Why is it better to use a purchased breeder queen for queen rearing, rather than a queen that was purchased from someone who produces their queens from a breeder queen?
Chef Isaac
05-08-2006, 06:43 PM
I think it matters depending on how serious you are into breeding. If you sell your queens or this is your buisiness, than yes, it is good to get a breeder queen.
But for the backyard beekeeper wanting to raise some queens, it is not nessasary to spend the money. Just find a hive that has the traits you like be it honey production, hygenics, temperment, etc. and than graft from there.
Michael Bush
05-08-2006, 07:48 PM
Breeder queens are always evaluated over some period of time and often are II. It's not necessarily "better" but the results are more predictable.
wayacoyote
05-09-2006, 12:04 AM
Bean,
Also, there's a lot of mongrelization going on in my personal view. The first bees introduced were black germans as I understand it. Recently Italians seem to be the breed of choice. Then we try Russians. It is getting harder and harder and, I feel comfortable saying, nearly impossible to find a pure race in the wild. Some in Europe are working hard to preserve the historic genetic lines. And each time a neighbor buys an out-of-town queen, your breeding efforts are further muddled.
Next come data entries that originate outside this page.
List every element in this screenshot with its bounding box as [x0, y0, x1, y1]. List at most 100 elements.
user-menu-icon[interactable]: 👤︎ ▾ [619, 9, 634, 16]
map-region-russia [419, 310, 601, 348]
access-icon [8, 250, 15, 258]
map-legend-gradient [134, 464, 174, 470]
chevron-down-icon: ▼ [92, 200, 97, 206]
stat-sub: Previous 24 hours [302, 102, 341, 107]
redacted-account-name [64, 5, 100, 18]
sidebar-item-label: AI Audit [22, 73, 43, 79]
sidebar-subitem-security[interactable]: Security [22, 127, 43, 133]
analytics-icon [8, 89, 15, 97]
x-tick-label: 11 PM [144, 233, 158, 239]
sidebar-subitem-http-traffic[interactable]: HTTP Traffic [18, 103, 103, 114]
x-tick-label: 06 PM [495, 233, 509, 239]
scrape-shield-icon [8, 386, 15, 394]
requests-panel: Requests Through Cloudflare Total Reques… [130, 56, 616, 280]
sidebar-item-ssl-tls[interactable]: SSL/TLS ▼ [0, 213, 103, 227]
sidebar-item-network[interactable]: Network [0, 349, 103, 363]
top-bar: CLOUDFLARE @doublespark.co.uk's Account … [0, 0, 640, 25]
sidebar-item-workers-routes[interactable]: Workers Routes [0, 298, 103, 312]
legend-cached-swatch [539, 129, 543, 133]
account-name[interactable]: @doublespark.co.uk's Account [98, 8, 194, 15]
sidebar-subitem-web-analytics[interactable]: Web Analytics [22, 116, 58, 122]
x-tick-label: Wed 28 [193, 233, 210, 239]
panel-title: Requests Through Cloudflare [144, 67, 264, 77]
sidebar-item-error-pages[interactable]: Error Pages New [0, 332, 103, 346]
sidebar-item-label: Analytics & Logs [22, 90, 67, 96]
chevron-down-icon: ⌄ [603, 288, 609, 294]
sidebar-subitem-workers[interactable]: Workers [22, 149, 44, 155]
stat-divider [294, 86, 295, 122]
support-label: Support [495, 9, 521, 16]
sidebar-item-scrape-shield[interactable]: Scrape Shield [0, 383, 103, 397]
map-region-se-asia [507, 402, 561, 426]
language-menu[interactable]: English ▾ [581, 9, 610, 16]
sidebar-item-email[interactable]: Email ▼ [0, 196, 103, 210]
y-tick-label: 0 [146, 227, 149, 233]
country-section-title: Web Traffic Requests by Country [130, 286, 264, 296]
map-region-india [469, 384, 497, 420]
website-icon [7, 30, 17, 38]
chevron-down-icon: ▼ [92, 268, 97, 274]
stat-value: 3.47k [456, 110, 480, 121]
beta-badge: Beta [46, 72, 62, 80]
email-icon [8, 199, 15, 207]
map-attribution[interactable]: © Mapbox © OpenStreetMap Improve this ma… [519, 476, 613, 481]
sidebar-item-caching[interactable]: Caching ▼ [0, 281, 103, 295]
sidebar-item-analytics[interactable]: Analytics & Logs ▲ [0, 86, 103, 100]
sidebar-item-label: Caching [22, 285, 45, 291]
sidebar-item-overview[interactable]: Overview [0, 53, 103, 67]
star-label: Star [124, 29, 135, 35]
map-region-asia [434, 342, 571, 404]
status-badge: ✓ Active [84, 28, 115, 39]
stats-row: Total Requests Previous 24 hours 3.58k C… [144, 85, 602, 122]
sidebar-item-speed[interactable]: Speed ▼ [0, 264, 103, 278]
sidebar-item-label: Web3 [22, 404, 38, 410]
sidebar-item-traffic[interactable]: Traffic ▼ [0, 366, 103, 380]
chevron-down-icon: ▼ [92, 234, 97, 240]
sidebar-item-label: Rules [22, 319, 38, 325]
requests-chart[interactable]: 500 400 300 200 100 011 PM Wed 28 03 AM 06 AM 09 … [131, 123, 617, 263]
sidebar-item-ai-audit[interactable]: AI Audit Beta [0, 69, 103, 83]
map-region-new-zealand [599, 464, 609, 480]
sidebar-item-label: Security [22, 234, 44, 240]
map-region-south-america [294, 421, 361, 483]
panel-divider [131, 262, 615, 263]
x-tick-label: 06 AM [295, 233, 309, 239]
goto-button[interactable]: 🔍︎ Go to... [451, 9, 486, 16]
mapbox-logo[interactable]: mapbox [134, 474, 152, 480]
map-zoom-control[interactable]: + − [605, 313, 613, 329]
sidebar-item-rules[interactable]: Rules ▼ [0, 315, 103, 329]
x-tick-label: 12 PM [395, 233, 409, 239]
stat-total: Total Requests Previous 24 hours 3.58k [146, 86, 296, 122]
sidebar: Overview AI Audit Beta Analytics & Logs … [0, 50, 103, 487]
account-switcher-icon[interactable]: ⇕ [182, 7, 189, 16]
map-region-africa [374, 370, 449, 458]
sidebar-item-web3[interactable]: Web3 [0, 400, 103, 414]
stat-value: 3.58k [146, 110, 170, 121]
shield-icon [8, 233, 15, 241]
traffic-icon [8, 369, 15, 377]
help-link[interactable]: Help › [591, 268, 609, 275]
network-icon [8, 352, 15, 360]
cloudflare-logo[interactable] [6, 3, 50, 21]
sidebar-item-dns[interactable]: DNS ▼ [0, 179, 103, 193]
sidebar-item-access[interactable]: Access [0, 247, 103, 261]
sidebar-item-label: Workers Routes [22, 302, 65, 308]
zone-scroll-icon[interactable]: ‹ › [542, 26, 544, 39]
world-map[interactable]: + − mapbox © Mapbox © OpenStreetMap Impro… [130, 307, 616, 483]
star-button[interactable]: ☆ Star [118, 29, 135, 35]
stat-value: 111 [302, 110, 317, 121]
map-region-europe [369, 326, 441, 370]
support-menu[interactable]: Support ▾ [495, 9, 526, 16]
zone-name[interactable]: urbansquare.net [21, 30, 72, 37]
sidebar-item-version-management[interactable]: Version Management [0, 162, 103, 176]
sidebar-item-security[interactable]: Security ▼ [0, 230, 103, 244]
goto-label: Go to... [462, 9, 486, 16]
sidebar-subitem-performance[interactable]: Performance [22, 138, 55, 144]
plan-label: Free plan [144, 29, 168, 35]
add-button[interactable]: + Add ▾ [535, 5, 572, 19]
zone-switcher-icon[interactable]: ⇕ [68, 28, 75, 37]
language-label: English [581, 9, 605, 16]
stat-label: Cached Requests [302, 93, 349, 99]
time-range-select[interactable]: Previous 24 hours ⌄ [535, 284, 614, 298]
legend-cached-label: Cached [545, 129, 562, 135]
So having a breeder queen with a pedigree has some significance to keeping the races distinguished where their individual characteristics can be recognized and exploited. (I'll give you a moment to reflect on the various dog breeds and their characteristics.)
Now, on a totally different approach, I also see validity to breeding from totally feral bees. There's a breed of wild dog found in the Carolinas that developed itself as a recognized breed. Assuming microevolution is at work, aggressively breeding from strong feral stock should result in bees who are more qualified to work a geographic area than bees outside that geographic area. Straightly put: not all areas experience the same types of flows, the save severity of weather.
For either approach, pedigree is the focus. One is a pedigree of garanteed known genetics (AI). Another is a pedigree of garanteed unknown origins (not crossed with recently immigrated bees by mating in vastly remote locations).
Waya
wayacoyote
05-09-2006, 12:06 AM
I'll add that, as Michael put it, the breeder queens are always evaluated over some period of time, but the conditions underwhich they are evaluated may not match yours as a beekeeper.
Waya
BerkeyDavid
05-09-2006, 10:33 AM
IMO Genetics, genetics, genetics. If I get a breeder queen it will be an II queen. Other queens will have bred randomly so you don't really know what you are getting unless from isolated yard.
Thank you all for your very informative answers.